MILANO - Nasce il nuovo Milan che, fra cambio di allenatore e procedimenti con la Uefa, deve per forza fare i conti anche col vecchio, a cominciare dal calciomercato che i rossoneri dovranno organizzare in maniera oculata, ragionando minuziosamente sulle singole operazioni, sia in entrata che in uscita. Le indicazioni, naturalmente, le fornirà Marco Giampaolo che come nuovo tecnico dovrà indirizzare e gestire la squadra secondo le sue idee e la sua disposizione tattica.

Tattica

Fra color che son sospesi c'è anche Samuel Castillejo, attaccante di fascia spagnolo che nella scorsa stagione ha vestito per la prima volta la maglia rossonera, collezionando 31 presenze (40 considerando anche le coppe) e 4 reti, ma rilasciando una perenne sensazione di incompiutezza, di un calciatore frenetico dal classico tanto fumo e poco arrosto. Con l'arrivo di Giampaolo, poi, gli attaccanti esterni graditi a Gattuso e al suo 4-3-3 rischiano di finire ai margini della squadra, adottando l'ex allenatore della Sampdoria un 4-3-1-2 che prevede un fantasista alle spalle di due punte classiche.

Ritorno al passato

Ecco allora che Castillejo rischia di veder ridotti ancor di più i suoi spazi nel Milan 2019-2020, oltre al fatto che il club proverà a far cassa il più possibile con quei calciatori in esubero e fuori dal progetto tecnico di Giampaolo.
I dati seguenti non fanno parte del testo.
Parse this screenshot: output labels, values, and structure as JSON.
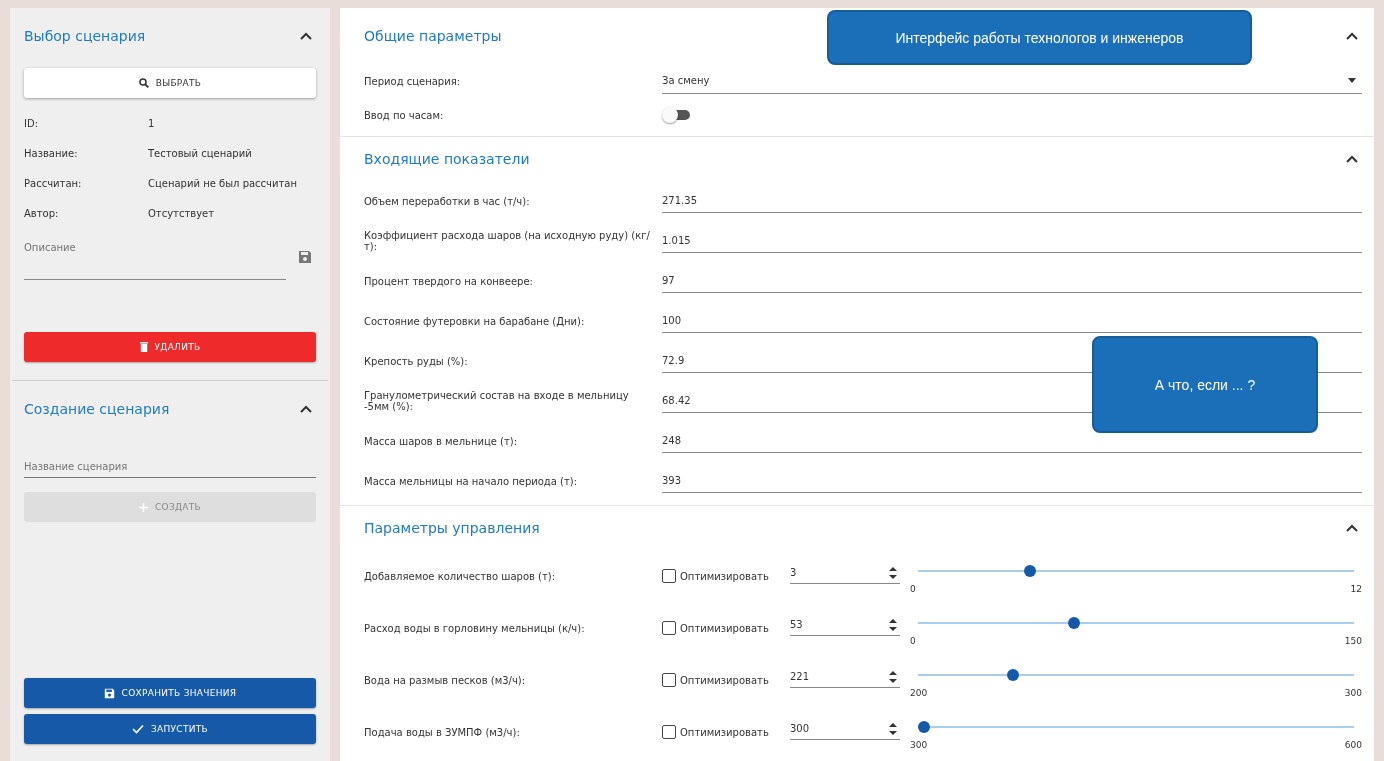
{
  "sidebar": {
    "select_section": {
      "title": "Выбор сценария",
      "expanded": true,
      "select_button": "ВЫБРАТЬ",
      "info": [
        {
          "label": "ID:",
          "value": "1"
        },
        {
          "label": "Название:",
          "value": "Тестовый сценарий"
        },
        {
          "label": "Рассчитан:",
          "value": "Сценарий не был рассчитан"
        },
        {
          "label": "Автор:",
          "value": "Отсутствует"
        }
      ],
      "description": {
        "placeholder": "Описание"
      },
      "delete_button": "УДАЛИТЬ"
    },
    "create_section": {
      "title": "Создание сценария",
      "expanded": true,
      "name_field": {
        "placeholder": "Название сценария"
      },
      "create_button": {
        "label": "СОЗДАТЬ",
        "disabled": true
      }
    },
    "save_button": "СОХРАНИТЬ ЗНАЧЕНИЯ",
    "run_button": "ЗАПУСТИТЬ"
  },
  "general": {
    "title": "Общие параметры",
    "expanded": true,
    "period": {
      "label": "Период сценария:",
      "value": "За смену"
    },
    "hourly": {
      "label": "Ввод по часам:",
      "on": false
    }
  },
  "inputs": {
    "title": "Входящие показатели",
    "expanded": true,
    "rows": [
      {
        "label": "Объем переработки в час (т/ч):",
        "value": "271.35"
      },
      {
        "label": "Коэффициент расхода шаров (на исходную руду) (кг/т):",
        "value": "1.015"
      },
      {
        "label": "Процент твердого на конвеере:",
        "value": "97"
      },
      {
        "label": "Состояние футеровки на барабане (Дни):",
        "value": "100"
      },
      {
        "label": "Крепость руды (%):",
        "value": "72.9"
      },
      {
        "label": "Гранулометрический состав на входе в мельницу -5мм (%):",
        "value": "68.42"
      },
      {
        "label": "Масса шаров в мельнице (т):",
        "value": "248"
      },
      {
        "label": "Масса мельницы на начало периода (т):",
        "value": "393"
      }
    ]
  },
  "controls": {
    "title": "Параметры управления",
    "expanded": true,
    "rows": [
      {
        "label": "Добавляемое количество шаров (т):",
        "optimize_label": "Оптимизировать",
        "optimize": false,
        "value": "3",
        "level": 0.25,
        "min": "0",
        "max": "12"
      },
      {
        "label": "Расход воды в горловину мельницы (к/ч):",
        "optimize_label": "Оптимизировать",
        "optimize": false,
        "value": "53",
        "level": 0.353,
        "min": "0",
        "max": "150"
      },
      {
        "label": "Вода на размыв песков (м3/ч):",
        "optimize_label": "Оптимизировать",
        "optimize": false,
        "value": "221",
        "level": 0.21,
        "min": "200",
        "max": "300"
      },
      {
        "label": "Подача воды в ЗУМПФ (м3/ч):",
        "optimize_label": "Оптимизировать",
        "optimize": false,
        "value": "300",
        "level": 0,
        "min": "300",
        "max": "600"
      }
    ]
  },
  "callouts": [
    {
      "text": "Интерфейс работы технологов и инженеров"
    },
    {
      "text": "А что, если ... ?"
    }
  ]
}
Lo spagnolo potrebbe così tornare in patria dove ha diverse richieste: prima fra tutte quella del Valencia che ha già chiesto informazioni al Milan, quindi l'ipotesi del Celta Vigo, mentre quella di un ritorno al Villarreal (la squadra da cui i rossoneri lo prelevarono un anno fa) appare un'opzione più fredda rispetto alle altre due. Boban, Maldini e Massara lavorano ad una cessione che, a conti fatti, sarebbe salutare per le casse del club e per il calciatore stesso, ormai ai margini dell'organico milanista.